23 February 2016

Reviewing the current Hungarian mortgage regulation is a vital precondition for stable mortgage lending relying on long-term funding, as well as for creating an active mortgage bond market supporting it. In order to ensure that institutions have adequate lead time to prepare themselves to adjust to expected legal changes, today the central bank’s Financial Stability Board modified the date of entry into force of the Decree on the regulation of credit institutions’ forint maturity match to 1 April 2017, granting them an extension of six months.

In June 2015, the MNB issued a Decree which requires domestic credit institutions to finance at least 15 per cent of their stock of forint mortgage loans to households through long-term, mortgage-backed forint liabilities. In addition to reducing the excessive forint maturity mismatch, the action may contribute to the revival of the domestic mortgage bond market and support wider use of mortgage loans with longer interest periods and lower credit risk.

A proper legal background for mortgage liens is a key ingredient of a properly functioning mortgage bond market, which is currently not supported adequately by seceded mortgages introduced by the new Civil Code. Such a legal instrument is unknown in European banking regulation and no major mortgage bond issue has taken place at home or abroad since it entered into force. For this reason, the reintroduction of non-accessory independent mortgage liens is indispensable in order to create harmony with European financial regulations and to develop of a homogenous mortgage bond market.

It is expected that the regulatory changes facilitating the ability to finance the outstanding stock of loans through mortgage bonds will be implemented in the spring of 2016. The MNB’s Financial Stability Board has modified the date of entry into force of its regulation from 1 October 2016 to 1 April 2017, in order to ensure that credit institutions are able to comply with the mortgage funding requirements under the new mortgage rules. In this way, banks will have more time to prepare either by establishing their own mortgage bank or by entering into refinancing agreements.
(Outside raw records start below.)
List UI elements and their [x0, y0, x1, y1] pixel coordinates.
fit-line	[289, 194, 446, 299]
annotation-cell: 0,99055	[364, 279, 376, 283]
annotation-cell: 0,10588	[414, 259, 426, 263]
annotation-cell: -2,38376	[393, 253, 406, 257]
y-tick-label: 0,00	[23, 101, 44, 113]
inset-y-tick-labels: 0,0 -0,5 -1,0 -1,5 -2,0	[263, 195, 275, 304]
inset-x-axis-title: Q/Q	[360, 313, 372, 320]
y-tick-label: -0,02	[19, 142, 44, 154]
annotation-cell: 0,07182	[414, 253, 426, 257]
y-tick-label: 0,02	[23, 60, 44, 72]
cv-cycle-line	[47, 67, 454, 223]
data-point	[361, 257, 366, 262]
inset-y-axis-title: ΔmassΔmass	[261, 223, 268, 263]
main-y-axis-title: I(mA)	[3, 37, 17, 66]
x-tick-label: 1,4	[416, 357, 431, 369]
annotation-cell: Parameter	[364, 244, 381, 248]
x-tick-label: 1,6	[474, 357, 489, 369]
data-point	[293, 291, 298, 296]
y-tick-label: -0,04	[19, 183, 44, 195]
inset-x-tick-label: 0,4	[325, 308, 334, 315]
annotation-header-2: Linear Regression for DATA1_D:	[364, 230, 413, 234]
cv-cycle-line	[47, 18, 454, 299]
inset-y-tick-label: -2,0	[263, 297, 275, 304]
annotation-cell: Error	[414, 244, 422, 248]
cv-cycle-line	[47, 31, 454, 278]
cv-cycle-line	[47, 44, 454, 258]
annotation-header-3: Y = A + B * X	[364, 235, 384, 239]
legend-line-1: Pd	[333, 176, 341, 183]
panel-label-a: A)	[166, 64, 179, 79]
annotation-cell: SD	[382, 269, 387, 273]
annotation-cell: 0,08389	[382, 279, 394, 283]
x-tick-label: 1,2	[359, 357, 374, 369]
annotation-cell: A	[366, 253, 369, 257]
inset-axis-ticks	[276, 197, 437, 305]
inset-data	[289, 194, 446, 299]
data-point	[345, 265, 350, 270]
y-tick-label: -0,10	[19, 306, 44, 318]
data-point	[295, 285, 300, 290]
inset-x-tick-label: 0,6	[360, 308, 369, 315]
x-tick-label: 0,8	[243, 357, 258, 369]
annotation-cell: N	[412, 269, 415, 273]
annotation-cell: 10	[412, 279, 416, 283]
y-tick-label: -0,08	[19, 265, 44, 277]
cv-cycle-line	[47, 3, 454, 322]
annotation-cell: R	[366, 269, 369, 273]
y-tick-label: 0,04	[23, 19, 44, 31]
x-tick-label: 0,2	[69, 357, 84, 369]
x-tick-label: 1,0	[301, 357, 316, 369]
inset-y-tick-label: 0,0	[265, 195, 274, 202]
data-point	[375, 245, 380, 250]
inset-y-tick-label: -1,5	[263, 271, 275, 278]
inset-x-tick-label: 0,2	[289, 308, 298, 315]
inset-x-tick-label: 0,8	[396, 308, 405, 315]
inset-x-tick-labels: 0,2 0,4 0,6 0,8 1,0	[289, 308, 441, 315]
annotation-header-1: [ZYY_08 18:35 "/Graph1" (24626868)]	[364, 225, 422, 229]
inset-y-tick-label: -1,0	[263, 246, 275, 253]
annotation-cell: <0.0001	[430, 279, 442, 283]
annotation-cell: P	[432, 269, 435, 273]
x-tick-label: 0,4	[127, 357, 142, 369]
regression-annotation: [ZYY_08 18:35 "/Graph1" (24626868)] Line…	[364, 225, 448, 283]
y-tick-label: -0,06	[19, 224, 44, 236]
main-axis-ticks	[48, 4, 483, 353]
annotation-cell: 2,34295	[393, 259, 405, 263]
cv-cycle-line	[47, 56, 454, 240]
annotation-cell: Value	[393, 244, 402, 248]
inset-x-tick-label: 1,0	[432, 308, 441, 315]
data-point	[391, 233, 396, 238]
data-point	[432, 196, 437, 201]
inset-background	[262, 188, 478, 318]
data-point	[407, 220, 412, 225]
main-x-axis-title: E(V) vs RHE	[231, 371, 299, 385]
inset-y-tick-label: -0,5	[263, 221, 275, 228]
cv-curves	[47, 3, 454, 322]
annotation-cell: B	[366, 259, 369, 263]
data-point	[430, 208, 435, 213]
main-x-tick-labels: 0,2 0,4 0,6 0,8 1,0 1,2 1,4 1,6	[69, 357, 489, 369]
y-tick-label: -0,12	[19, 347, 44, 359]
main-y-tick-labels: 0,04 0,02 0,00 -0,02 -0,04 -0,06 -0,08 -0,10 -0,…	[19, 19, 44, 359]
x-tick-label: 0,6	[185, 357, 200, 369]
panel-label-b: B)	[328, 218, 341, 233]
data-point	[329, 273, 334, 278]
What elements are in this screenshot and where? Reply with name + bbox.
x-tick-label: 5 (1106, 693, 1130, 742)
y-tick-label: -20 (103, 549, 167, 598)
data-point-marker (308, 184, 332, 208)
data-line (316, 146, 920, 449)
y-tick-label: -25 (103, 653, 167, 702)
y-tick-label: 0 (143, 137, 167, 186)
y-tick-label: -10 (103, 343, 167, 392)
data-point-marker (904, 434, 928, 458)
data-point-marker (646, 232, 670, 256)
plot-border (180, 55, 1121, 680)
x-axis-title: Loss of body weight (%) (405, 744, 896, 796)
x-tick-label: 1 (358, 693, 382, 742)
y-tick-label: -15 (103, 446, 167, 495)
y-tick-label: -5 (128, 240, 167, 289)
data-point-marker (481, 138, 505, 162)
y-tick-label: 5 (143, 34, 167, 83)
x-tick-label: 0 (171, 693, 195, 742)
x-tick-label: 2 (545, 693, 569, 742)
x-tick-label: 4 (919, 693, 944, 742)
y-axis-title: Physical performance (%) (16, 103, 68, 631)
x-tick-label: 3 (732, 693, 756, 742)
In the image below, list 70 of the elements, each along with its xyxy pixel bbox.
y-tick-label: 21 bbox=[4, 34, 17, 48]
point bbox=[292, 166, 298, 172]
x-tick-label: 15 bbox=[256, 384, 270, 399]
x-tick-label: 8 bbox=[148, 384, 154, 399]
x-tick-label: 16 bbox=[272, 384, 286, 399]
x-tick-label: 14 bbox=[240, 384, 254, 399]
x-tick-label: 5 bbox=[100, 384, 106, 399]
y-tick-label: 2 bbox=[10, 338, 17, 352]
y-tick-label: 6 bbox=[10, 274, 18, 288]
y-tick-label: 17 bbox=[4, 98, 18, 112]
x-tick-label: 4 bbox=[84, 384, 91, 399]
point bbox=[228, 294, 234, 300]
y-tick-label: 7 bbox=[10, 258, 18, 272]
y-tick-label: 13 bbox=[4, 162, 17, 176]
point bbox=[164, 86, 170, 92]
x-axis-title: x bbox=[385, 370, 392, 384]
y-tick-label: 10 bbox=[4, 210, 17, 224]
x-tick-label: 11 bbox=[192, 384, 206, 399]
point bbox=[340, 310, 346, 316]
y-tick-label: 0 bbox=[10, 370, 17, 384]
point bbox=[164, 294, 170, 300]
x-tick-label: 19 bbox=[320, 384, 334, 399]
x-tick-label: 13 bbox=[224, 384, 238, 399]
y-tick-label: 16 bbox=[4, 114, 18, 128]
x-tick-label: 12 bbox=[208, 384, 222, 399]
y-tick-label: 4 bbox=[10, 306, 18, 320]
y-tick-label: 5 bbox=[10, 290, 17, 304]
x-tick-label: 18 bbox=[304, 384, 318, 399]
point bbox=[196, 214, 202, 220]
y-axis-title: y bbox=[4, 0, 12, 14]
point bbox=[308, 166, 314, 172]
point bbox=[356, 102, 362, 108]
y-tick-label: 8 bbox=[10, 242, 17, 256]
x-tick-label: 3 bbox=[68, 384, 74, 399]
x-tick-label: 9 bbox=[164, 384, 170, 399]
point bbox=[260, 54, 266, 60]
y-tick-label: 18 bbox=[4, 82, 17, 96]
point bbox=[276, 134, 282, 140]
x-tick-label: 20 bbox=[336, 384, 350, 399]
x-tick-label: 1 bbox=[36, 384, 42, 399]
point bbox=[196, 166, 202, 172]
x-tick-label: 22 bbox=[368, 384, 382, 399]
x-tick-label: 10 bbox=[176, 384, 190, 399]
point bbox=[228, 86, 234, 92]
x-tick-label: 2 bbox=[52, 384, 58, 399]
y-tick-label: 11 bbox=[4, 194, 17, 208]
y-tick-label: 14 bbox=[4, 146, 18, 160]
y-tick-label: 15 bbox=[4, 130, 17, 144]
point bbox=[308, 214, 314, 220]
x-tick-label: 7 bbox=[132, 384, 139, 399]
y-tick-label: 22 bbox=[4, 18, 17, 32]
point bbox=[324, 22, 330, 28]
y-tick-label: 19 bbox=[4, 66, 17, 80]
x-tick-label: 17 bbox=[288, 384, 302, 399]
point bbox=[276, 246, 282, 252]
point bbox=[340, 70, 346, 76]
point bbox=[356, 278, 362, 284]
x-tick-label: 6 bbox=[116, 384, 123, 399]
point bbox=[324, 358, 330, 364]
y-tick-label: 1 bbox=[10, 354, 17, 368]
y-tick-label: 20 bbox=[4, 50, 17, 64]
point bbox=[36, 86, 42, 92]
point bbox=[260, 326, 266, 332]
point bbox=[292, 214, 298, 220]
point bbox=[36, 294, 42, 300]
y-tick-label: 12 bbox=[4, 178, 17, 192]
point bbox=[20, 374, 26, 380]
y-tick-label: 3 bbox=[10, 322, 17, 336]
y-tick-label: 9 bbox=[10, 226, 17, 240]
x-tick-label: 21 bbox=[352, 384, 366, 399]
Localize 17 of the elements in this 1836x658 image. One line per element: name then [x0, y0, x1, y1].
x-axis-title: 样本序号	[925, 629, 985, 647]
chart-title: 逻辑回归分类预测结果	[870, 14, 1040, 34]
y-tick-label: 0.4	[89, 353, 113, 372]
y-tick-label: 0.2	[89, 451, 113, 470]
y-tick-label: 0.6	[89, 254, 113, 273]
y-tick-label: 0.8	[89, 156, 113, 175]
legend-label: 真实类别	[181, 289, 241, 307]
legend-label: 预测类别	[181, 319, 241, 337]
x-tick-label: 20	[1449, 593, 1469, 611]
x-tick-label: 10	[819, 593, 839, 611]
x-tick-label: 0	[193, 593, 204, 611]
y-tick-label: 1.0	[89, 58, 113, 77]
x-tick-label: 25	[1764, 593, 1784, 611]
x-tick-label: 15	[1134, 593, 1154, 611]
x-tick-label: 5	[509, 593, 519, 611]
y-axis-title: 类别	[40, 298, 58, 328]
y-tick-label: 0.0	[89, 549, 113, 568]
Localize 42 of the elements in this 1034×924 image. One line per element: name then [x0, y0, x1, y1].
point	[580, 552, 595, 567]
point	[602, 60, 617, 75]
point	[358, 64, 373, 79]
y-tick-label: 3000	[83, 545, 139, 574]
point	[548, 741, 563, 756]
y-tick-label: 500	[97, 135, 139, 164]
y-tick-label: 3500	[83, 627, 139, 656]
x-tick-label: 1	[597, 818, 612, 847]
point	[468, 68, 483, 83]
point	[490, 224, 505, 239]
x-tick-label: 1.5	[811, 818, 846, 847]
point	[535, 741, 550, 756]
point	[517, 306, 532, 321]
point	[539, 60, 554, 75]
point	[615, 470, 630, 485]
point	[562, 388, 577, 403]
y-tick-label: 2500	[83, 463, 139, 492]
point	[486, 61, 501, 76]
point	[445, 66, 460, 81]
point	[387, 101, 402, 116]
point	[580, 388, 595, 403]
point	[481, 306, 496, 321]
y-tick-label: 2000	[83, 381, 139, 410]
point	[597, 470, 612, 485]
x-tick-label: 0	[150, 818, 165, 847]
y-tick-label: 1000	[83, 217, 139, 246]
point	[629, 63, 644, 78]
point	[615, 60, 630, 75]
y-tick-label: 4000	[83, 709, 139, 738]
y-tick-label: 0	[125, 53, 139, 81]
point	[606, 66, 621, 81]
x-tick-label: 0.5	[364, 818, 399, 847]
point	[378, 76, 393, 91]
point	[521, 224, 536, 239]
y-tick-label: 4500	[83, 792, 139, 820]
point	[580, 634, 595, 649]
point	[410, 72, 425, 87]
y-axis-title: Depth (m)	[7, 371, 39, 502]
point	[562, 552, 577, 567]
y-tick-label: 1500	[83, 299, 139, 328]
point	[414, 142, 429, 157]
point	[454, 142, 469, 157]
With the amendment, a so-called de minimis rule will also be introduced, which will exempt institutions with a stock of net loans to households that is systemically not important and of a value of less than HUF 3 billion.

The new deadline will allow enough time for institutions to comply with the provisions of the Decree in view of the changing regulatory environment, and it is at the same time consistent with the opinion expressed by the European Central Bank about the MNB Decree in question.

The text of the MNB Decree on the amendment is expected to be published in the Hungarian Gazette in early March 2016.